Chi è Michael Flacks – Gli azionisti del gruppo sono Michael Aubrey Flacks, e la moglie, Deborah Rhonda. Il loro family office ha proprietà immobiliari rilevanti, acquista aziende medio piccole da risanare, nessuna esperienza nella gestione di grandi gruppi e tantomeno della complessità dell’ex Ilva. Tuttavia riesce a convincere i commissari. Flacks Group non fornisce bilanci: nulla su ricavi, utili, perdite, debiti, dipendenti ecc. Nel portafoglio del Gruppo si vede che nel 2022 acquistò una storica azienda americana di vernici (Kelly Moore Paints) da 400 milioni di fatturato e 1.200 dipendenti. Ebbene, l’azienda ha chiuso per sempre dopo poco più di un anno. Sul sito di Flacks Group il progetto Kelly-moore Paints è sotto il titolo «I nostri recenti successi». Nel documento ufficiale che fotografa le attività si legge che ad agosto 2025 indicava in oltre 4 miliardi di dollari il valore degli asset gestiti e 500 milioni la quota che Flacks è disposto a investire di tasca propria.

A gennaio, con il negoziato sull’ex Ilva caldissimo, il patrimonio lievita miracolosamente a 7 miliardi. Nell’ultimo incontro a Palazzo Chigi dello scorso 5 marzo il commissario Fiori non si sarebbe ritenuto soddisfatto dalle garanzie offerte da Flacks sui fondi necessari per il proseguimento degli investimenti. È più probabile che il finanziere-immobiliarista fiuti i business dello spezzatino industriale e della speculazione immobiliare.

Il ritorno di Jindal – Lo scorso 11 marzo, poi, è arrivata la manifestazione d’interesse del gruppo indiano Jindal Steel.
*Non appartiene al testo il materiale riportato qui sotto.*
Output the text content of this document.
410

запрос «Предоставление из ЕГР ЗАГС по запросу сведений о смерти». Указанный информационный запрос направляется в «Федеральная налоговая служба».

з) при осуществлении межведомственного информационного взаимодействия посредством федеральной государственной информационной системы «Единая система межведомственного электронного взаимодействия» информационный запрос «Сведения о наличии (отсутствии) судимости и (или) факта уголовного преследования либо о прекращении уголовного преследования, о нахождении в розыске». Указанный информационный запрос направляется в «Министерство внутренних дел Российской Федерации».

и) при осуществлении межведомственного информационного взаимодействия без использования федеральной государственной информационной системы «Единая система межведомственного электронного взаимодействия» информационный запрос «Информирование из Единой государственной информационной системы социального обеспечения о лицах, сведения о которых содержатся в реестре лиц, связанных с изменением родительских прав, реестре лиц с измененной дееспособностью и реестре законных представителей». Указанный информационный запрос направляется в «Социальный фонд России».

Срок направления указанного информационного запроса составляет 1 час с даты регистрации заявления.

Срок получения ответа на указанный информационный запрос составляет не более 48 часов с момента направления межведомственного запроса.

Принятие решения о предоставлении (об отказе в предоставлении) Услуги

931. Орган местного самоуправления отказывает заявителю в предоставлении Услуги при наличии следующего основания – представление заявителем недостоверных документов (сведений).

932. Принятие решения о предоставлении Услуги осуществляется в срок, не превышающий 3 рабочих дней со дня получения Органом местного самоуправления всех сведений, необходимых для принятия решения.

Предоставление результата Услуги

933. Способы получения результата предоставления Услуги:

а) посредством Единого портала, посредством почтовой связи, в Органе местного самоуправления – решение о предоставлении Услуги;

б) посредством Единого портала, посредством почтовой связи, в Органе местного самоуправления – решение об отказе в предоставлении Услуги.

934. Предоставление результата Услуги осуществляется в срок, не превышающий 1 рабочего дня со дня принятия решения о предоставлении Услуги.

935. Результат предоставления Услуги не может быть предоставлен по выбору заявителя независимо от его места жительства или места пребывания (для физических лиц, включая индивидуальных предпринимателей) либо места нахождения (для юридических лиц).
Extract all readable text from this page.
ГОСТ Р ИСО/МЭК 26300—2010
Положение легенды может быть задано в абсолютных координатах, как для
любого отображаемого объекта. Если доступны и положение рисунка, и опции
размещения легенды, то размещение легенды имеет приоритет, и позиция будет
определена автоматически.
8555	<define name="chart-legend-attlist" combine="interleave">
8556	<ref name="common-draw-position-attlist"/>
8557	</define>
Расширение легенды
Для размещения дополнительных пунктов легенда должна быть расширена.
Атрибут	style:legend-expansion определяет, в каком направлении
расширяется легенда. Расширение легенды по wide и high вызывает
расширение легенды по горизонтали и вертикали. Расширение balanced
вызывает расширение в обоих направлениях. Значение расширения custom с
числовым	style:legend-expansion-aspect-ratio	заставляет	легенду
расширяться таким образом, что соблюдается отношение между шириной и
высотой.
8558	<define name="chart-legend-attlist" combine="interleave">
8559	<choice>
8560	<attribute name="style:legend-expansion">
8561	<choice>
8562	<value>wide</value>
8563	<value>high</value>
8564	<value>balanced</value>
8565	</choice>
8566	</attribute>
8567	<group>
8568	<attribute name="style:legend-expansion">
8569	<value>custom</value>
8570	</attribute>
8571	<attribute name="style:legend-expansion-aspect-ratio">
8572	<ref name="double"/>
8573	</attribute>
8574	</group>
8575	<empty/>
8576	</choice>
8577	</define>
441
Lo schema prevederebbe dal 2030 un solo forno elettrico da 2 milioni di tonnellate di acciaio, mentre 4 milioni di tonnellate di semilavorati arriveranno dagli impianti di Jindal in Oman. In sostanza il piano degli indiani prevede un’ilva dimezzata, con conseguenti ripercussioni sull’occupazione: i posti di lavoro passerebbero da 10 mila a 4 mila. Quanto agli aspetti economici, sembra difficile che Jindal possa riconfermare l’offerta dello scorso anno di circa 600 milioni di euro, mentre gli investimenti si fermano a 1,5 miliardi. Per i commissari la scelta fra le due offerte al ribasso (Jindal o Flacks), non sarà facile. Per i sindacati è invece facilissima: né gli uni, né gli altri, ma il ritorno dello Stato.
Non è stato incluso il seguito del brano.